0764 – identify the valuable squares on your life’s chessboard

I’m feeling a little blocked at the moment, writing-wise. I’ve been tweeting a lot, but I’ve been getting a little tired of the sound and ‘taste’ of my tweets. I’ve been wanting to write word vomits. I’ve had several false starts, but I haven’t published a word vomit since April 13. That was before my trip to San Francisco. The trip was wonderful, and I feel like, at some level, I’m a completely different person now. And I think I fell into a bit of a silly trap – one where I have so much to say that I don’t know where to start, and end up not saying very much at all. It’s funny. I know from past experience that the way out is to just do a mind dump, which is what I’m doing now.

Anyway, so here I am. What’s on my mind? How am I feeling? My body is quite sore. I did a lot of walking in SF – I was doing over 20,000 steps on some days, when normally at home in SG I barely cross 5,000 steps on most days. And then I had to do my annual IPPT (individual physical proficiency test) for military purposes, so I had to do a bunch of running – and my ankles are even more sore. It’s a funny feeling. It’s hardly the most important thing in my life right now, but it’s on my mind.

What else?

I think the main thing is that I feel this strong urge to reconfigure my life. There are two things I want to think about.

One – the last time I really restrategized my life from first principles was when I was about 20. I was still in the military then – I didn’t have a job yet, I wasn’t married yet, I didn’t have a proper job, I didn’t have a mortgage, I didn’t have cats, I was basically… fresh out of school and preparing to face the world. There were a lot of unknowns, a lot of uncertainties, but I had time and space to really sit and think about what I wanted out of life.

What can I discern from the writing that survives? I was writing about things like “independent thinking will be the new literacy”, and “systems must adapt”. I was writing a lot about Singapore, which seems kind of cute on retrospect. I was writing about things like “enlightened hedonism” and “enlightened self-interest”, and “the hero hypothesis” – the idea that the world would be a better place with more people who strive to better themselves and others, beyond what was expected of them.

In 2007, I was still very passionate about the local music scene – I wanted to be a good songwriter, to be an artist who played in a great band. I also wrote that I wanted to be involved in education, I wanted to write “informative social commentary that will make a positive impact on society”.

It’s interesting to revisit.

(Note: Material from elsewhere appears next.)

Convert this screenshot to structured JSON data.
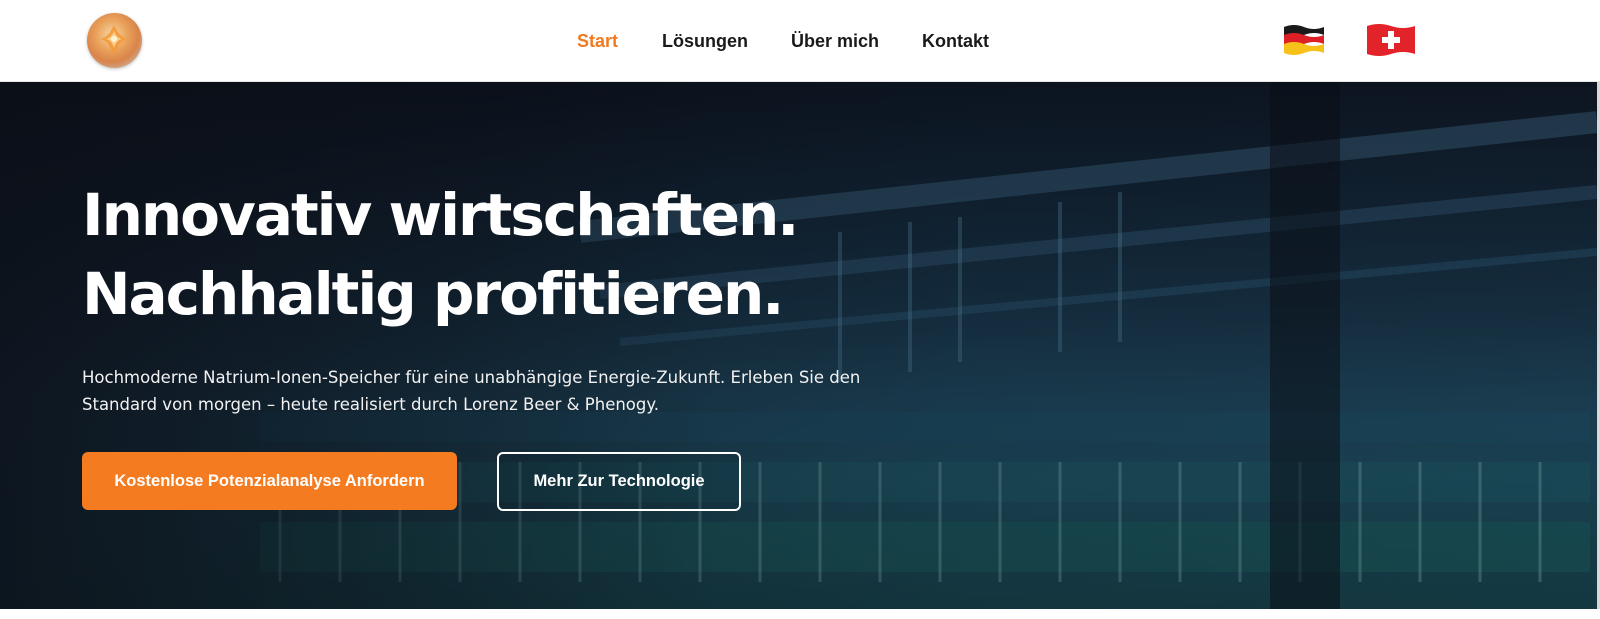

I know a lot more about the world now than I did then. I have a much clearer sense of what opportunities there are out there, what people are like. I have many, many more people who are interested in what I have to say. And yet I haven’t updated “what I want”. That’s really what I should revisit and update, before anything else. I’ve been feeling this feeling of, “I need to update my blog”, “I need to clean out my bookmarks”, “I need to declutter”, “I need to tidy everything up” – and from time to time I do sit down and go through my things, and experience something that feels like progress. I sorted out a lot of my photos a while ago. But what is all of it for? I think I’m feeling dissatisfied and edgy because it feels like I’m chipping away at something that’s growing faster than I can keep up with.

I know what to do. I need to step outside the day-to-day challenges and struggles. I need to see the bigger picture and be clear about what my priorities are. What do I want? What do I not need to care about? I’m thinking of a conversation or exchange I had with someone about why people struggle to cope with everyday life – and I think that conversation went to a place that was something like… people are trying to do more than they can, instead of focusing on what’s most important. It’s a sort of… hedging. You hedge your bets because you don’t know what’s important, and so you try to do a little bit of everything. Better to score a few points in every bucket, than to put all your points in the wrong bucket. But the best thing you can do is to put most or all of your points in the right bucket. And can you know what the right bucket is? In a sort of probablistic sense, yes! Imagine a sort of… landscape, a grid. A chessboard, let’s say. 64 squares. That’s your life, that’s the number of things you could theoretically possibly Every day you have maybe 3-5 points you can assign to squares on the chessboard. You could put all the points on one square, or you could distribute them across multiple squares. The thing I think I ought to figure out is, which are the most valuable squares? Do I know this? I think I know it subconsciously, and I think I need to articulate it. Okay? So I think I should spend my next word vomit articulating what the most valuable squares are.

Closing thoughts? Summarize – I used to know what I thought was valuable to me. Since then, I’ve learned a lot more about the world, and I think I was led to revisit and reconsider and re-examine all sorts of things. I think I learned that a lot of the things that I thought were “true” turned out to only be true within some specific context. I remember talking to my boss at some point about how I felt empty and lost, like I didn’t really know what I cared about anymore. I remember being outright depressed. And then… over time, I feel like I slowly, somehow rediscovered and rebuilt my interests, curiosities, and so on, almost from scratch. But funnily enough, I guess, I don’t precisely know what they are. It’s an embodied sort of knowledge, but I haven’t articulated it. I want to re-articulate it.